I will highlight some of the other major bills we passed and discuss more bills and the budget in future columns.
I carried a bill with Norfolk Delegate Jay Jones to authorize Virginia to join 20 other states that allow community net metering for electricity. This bill, which passed both chambers with large bipartisan majorities, opens the door to solar energy for Virginians who live in communities with heavy tree cover, apartments, condominiums or for businesses that do not own their roofs. It will enable them to purchase solar power and net the energy against their home meters, while reducing carbon-generated energy usage and purchasing a share of the energy generated by a solar project.
Both bodies sent my bill banning hydraulic fracturing or “fracking” for natural gas east of Interstate 95 to Governor Northam for signature. Both chambers also finalized my legislation requiring each state agency to designate an energy manager and energy reduction goals to help coordinate a reduction in energy usage by state agencies. Thank you to my constituent Elizabeth Beardsley with the Green Buildings Council for the concept.
The House also passed my bill to authorize the State Corporation Commission to approve 2,700 megawatts of energy storage, enough to power 2.7 million homes. As we transition to a clean energy economy, we must also develop technology for night-time storage of energy generated during the day. This requires significant advances in energy storage. My legislation is a first step.

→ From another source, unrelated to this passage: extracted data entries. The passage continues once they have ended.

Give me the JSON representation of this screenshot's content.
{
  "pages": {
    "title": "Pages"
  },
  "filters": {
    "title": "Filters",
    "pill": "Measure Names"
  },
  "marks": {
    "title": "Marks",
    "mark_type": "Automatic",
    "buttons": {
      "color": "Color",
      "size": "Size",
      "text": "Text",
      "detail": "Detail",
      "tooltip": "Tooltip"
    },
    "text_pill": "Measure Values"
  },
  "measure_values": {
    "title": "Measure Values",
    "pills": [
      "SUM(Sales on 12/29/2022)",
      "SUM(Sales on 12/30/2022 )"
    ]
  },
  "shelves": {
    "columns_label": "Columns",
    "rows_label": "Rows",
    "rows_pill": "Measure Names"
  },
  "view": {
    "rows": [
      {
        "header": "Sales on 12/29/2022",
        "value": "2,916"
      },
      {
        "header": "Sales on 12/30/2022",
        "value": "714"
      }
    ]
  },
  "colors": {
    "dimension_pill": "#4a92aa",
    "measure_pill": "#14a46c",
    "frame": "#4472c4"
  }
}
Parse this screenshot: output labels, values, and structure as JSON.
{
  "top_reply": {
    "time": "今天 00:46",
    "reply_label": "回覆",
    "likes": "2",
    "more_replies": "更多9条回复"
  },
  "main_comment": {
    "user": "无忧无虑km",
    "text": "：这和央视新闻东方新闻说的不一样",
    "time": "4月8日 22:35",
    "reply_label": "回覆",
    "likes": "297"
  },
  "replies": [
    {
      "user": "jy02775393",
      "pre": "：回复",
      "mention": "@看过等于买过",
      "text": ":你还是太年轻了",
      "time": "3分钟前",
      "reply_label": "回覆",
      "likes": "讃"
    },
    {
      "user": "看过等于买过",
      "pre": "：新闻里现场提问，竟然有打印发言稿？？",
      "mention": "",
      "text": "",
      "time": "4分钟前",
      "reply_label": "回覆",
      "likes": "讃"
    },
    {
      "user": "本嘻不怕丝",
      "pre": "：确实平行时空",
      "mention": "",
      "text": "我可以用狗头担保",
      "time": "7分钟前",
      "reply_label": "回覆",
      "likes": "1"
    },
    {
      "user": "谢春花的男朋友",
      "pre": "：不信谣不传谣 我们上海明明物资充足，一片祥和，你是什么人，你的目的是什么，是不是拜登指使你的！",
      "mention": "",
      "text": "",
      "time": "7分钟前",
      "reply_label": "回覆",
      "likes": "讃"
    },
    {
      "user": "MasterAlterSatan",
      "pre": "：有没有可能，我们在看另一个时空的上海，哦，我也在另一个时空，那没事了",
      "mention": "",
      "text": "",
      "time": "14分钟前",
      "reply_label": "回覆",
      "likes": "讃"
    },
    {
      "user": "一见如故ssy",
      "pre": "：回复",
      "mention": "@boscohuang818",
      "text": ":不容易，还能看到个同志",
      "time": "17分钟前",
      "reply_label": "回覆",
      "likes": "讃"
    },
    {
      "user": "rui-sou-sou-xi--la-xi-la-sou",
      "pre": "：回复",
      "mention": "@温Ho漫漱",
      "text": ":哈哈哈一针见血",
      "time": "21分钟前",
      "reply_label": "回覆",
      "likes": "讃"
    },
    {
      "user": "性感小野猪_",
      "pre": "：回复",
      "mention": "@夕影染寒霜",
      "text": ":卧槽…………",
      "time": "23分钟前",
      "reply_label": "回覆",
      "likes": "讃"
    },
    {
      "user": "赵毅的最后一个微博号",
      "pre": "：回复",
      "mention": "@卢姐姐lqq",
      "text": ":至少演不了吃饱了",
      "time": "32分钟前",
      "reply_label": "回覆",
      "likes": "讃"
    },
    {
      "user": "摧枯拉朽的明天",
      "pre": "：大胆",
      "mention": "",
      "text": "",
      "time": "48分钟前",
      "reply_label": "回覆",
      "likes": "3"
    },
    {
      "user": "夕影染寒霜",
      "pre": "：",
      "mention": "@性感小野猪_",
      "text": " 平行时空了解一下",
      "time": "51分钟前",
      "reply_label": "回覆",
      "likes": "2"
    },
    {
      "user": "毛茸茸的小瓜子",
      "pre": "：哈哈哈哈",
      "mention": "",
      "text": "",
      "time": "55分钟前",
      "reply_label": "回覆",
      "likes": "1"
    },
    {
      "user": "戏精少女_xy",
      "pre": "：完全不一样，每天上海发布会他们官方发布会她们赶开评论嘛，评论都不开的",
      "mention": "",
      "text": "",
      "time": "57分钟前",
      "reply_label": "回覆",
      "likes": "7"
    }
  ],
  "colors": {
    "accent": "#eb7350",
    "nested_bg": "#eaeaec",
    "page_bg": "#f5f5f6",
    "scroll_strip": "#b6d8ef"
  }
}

Virginia will become the seventeenth state plus the District of Columbia to authorize temporary driver privilege cards for undocumented immigrants. The legislation I carried with Senator Jennifer Boysko and Delegate Kathy Tran passed with a bipartisan vote in both chambers. It will pay for itself and likely generate significant long-term benefits for taxpayers, in addition to simply fostering a better quality of life for our newest Virginians and their families. This legislation is projected to help about 240,000 drivers plus their children.
The Majority Leader asked me to help negotiate the final minimum wage legislation with Mount Vernon Delegate Paul Krizek as members of the joint, six-person conference committee. The final bill raises Virginia’s minimum wage to $9.50 per hour effective January 1 and up to $12.50 by January 1, 2023 in annual $1/hr steps. The wage can rise to $15.00 per hour in 2026 with an additional vote, narrows exemptions for disabled individuals while preserving exemptions for high school and seasonal workers. The bill also requires various agencies to conduct a study to determine whether Virginia should enact regional minimum wage rates before moving wages to $15/hour. A $15-per-hour wage would be nearly 90 percent of median family income in nearly two dozen Virginia localities.
My legislation to authorize Fairfax and Arlington Counties to adopt ordinances to address retailers who fail to control their shopping carts passed both bodies with bipartisan majorities. I have now removed over 230 shopping carts from Little Hunting Creek itself since 2014. Residents in Springfield and Crystal City also reached out to me about their ongoing challenges when they heard of our problems in Hybla Valley. Local governments will now be able to act.
The House approved my bill to allow people to expunge public records relating to dismissed evictions. There are over 200,000 dismissed eviction cases in Virginia each year. Since most tenant application screenings are now done by automation and most algorithms do not distinguish between dismissed evictions and actual evictions, this will help potential tenants to clear their records.